Środa i czwartek, coraz cieplej, ale z burzami
W środę oraz czwartek pogoda pozostanie zmienna. Prognozy zapowiadają zarówno słońce, jak i okresowe zachmurzenia z przelotnymi opadami deszczu i burzami. Ciepłe powietrze utrzyma się nad regionem, temperatury w ciągu dnia będą oscylować wokół 26–27°C, a lokalnie mogą być jeszcze wyższe. Mieszkańcy powinni przygotować się na możliwość popołudniowych burz, zwłaszcza na terenach podgórskich.

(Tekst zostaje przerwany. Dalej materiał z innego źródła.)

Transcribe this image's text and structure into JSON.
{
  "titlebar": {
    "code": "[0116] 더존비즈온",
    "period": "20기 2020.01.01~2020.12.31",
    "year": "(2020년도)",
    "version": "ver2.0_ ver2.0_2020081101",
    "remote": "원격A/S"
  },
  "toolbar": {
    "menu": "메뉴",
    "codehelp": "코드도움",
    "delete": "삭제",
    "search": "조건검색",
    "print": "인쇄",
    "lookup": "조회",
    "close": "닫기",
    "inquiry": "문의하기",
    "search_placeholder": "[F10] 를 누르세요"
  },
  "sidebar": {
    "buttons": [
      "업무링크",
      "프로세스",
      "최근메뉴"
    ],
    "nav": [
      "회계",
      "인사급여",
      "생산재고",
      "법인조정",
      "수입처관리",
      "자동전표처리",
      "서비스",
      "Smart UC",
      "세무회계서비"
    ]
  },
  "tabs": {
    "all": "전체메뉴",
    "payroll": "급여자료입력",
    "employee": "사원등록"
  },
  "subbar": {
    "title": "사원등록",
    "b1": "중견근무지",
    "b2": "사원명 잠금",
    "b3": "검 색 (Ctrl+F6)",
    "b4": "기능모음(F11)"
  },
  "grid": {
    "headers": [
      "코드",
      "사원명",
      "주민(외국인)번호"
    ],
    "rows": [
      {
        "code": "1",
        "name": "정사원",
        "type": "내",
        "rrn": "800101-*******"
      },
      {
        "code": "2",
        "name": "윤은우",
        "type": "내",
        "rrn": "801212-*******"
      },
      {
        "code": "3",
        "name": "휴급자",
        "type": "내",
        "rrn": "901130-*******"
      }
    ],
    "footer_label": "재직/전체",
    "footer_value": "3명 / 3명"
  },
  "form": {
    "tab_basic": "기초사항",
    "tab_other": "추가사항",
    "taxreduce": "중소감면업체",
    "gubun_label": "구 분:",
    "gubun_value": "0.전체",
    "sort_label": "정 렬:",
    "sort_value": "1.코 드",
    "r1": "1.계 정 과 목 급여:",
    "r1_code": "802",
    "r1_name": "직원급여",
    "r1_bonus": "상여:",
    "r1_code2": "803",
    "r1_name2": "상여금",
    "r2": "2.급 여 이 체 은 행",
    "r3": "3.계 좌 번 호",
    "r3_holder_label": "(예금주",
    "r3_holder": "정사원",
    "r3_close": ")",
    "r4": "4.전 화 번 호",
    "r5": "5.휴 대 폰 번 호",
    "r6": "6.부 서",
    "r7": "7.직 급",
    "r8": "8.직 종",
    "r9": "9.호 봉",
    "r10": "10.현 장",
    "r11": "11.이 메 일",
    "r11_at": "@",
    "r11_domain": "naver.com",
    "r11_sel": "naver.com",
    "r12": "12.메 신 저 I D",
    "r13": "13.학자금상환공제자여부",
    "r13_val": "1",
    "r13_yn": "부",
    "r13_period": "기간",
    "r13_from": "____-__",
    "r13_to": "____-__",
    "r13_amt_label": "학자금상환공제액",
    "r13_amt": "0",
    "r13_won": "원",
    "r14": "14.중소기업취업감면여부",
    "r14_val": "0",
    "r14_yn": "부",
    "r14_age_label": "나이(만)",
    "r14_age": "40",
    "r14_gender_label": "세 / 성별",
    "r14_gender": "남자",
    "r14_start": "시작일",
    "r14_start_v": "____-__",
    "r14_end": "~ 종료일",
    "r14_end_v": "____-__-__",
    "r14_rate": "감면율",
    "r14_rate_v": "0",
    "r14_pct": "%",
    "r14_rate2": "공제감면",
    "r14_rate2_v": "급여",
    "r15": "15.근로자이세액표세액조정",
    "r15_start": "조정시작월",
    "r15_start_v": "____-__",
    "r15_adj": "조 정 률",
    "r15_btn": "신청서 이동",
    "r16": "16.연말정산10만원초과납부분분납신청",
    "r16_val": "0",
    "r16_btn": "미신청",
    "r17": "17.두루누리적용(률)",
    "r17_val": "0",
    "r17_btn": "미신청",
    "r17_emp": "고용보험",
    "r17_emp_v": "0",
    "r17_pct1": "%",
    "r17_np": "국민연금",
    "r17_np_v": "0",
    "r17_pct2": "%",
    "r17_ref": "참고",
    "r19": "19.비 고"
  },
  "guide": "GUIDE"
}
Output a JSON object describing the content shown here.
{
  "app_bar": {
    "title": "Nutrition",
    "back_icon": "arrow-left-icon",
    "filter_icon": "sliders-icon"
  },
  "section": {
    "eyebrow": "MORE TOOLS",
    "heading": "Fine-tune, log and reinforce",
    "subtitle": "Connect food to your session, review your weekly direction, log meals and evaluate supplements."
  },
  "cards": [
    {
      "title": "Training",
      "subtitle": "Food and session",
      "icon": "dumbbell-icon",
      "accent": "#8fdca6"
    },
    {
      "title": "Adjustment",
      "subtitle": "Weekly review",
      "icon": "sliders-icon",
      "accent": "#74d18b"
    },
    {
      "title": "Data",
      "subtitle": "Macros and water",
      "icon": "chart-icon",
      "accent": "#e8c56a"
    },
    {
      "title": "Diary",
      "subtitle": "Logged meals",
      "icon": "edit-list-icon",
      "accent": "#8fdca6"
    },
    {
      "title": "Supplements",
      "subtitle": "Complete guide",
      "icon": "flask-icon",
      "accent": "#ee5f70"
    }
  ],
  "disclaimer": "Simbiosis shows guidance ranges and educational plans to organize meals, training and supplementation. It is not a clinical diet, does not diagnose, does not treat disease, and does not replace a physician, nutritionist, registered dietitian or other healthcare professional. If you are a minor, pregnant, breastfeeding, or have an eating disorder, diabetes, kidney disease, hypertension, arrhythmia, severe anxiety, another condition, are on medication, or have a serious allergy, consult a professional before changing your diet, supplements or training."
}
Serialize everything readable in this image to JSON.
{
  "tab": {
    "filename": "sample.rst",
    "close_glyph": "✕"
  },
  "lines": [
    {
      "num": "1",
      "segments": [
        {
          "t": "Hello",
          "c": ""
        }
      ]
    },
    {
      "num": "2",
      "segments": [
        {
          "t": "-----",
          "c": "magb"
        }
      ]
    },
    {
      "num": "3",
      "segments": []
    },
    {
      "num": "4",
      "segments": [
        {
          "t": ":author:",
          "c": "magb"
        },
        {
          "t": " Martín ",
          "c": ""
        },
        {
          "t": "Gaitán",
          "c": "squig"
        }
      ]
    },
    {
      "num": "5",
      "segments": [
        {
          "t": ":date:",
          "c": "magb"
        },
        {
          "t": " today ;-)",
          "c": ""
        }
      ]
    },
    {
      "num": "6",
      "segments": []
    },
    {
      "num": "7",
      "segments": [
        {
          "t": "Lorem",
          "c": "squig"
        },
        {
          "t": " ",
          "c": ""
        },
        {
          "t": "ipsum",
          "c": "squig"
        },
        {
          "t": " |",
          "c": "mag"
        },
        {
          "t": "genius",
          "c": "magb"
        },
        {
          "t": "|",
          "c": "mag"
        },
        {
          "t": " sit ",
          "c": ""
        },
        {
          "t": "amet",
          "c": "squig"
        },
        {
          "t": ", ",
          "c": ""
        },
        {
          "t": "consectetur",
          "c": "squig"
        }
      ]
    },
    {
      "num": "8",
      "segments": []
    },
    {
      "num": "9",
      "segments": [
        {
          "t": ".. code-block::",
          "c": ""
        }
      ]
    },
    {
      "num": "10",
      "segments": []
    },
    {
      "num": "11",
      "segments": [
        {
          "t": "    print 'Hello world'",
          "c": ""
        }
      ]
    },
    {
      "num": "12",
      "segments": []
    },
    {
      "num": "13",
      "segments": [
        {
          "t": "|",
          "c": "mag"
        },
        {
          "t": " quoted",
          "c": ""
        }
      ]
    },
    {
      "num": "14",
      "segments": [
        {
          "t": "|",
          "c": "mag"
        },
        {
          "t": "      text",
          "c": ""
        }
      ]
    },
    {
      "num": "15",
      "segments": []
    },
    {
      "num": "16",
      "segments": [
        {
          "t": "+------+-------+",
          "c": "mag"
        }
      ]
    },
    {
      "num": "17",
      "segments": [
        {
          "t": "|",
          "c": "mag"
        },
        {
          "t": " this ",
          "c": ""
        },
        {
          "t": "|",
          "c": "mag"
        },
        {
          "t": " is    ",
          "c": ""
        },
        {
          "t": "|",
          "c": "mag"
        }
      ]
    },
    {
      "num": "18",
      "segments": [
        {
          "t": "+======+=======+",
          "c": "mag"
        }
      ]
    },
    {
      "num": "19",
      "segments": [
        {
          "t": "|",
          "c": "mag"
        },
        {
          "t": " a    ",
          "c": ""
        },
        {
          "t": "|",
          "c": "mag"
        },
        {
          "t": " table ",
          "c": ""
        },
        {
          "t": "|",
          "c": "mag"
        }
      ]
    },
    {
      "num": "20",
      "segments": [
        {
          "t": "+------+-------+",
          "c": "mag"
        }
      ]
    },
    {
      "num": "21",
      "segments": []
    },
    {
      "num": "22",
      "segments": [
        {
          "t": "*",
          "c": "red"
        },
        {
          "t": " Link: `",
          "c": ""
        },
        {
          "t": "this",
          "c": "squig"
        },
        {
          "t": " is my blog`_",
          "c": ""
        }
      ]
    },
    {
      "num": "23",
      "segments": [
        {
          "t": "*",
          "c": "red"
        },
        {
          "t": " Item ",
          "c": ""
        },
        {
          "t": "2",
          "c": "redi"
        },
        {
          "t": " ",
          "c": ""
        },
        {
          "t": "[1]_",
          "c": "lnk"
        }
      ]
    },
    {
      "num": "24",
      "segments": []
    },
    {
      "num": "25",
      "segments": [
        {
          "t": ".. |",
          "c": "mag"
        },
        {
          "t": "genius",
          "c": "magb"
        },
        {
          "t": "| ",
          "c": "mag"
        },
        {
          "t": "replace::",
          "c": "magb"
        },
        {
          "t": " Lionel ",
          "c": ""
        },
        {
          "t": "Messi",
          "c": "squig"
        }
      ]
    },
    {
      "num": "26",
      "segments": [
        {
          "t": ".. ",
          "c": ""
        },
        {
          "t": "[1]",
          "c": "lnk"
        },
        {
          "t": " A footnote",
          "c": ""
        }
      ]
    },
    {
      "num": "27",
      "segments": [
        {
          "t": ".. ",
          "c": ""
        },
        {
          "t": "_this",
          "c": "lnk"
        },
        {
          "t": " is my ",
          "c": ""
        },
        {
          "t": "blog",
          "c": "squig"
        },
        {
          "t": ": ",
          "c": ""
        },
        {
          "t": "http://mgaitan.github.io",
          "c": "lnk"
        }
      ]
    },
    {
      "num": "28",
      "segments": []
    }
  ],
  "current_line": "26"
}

Piątek, zapowiedź prawdziwego lata
Największe ocieplenie ma nadejść w piątek. Termometry mogą pokazać nawet 30°C, a miejscami jeszcze więcej. To będzie pierwszy dzień z wyraźnie letnim charakterem. Niestety, upalne powietrze może również sprzyjać tworzeniu się burz, gwałtownych, krótkotrwałych, ale intensywnych. Planując weekend, warto wziąć pod uwagę możliwość nagłych załamań pogody.
Upały na weekend
W sobotę temperatura pozostanie bardzo wysoka, prognozy mówią nawet o 30°C w Rzeszowie i okolicach. Upał sprzyjać będzie rozwojowi burz, które mogą wystąpić zwłaszcza w godzinach popołudniowych. Również w niedzielę prognozy przewidują kontynuację gorącej, ale niestabilnej pogody, z burzami, przelotnym deszczem i wysokimi temperaturami przekraczającymi 25°C. Choć fala upałów rzeczywiście dociera do regionu, nie oznacza to jeszcze spokojnego i suchego lata. Początek czerwca w Rzeszowie to mieszanka ciepła, wilgoci i dynamicznej aury, wymagająca czujności i dostosowania codziennych planów do aktualnych warunków pogodowych.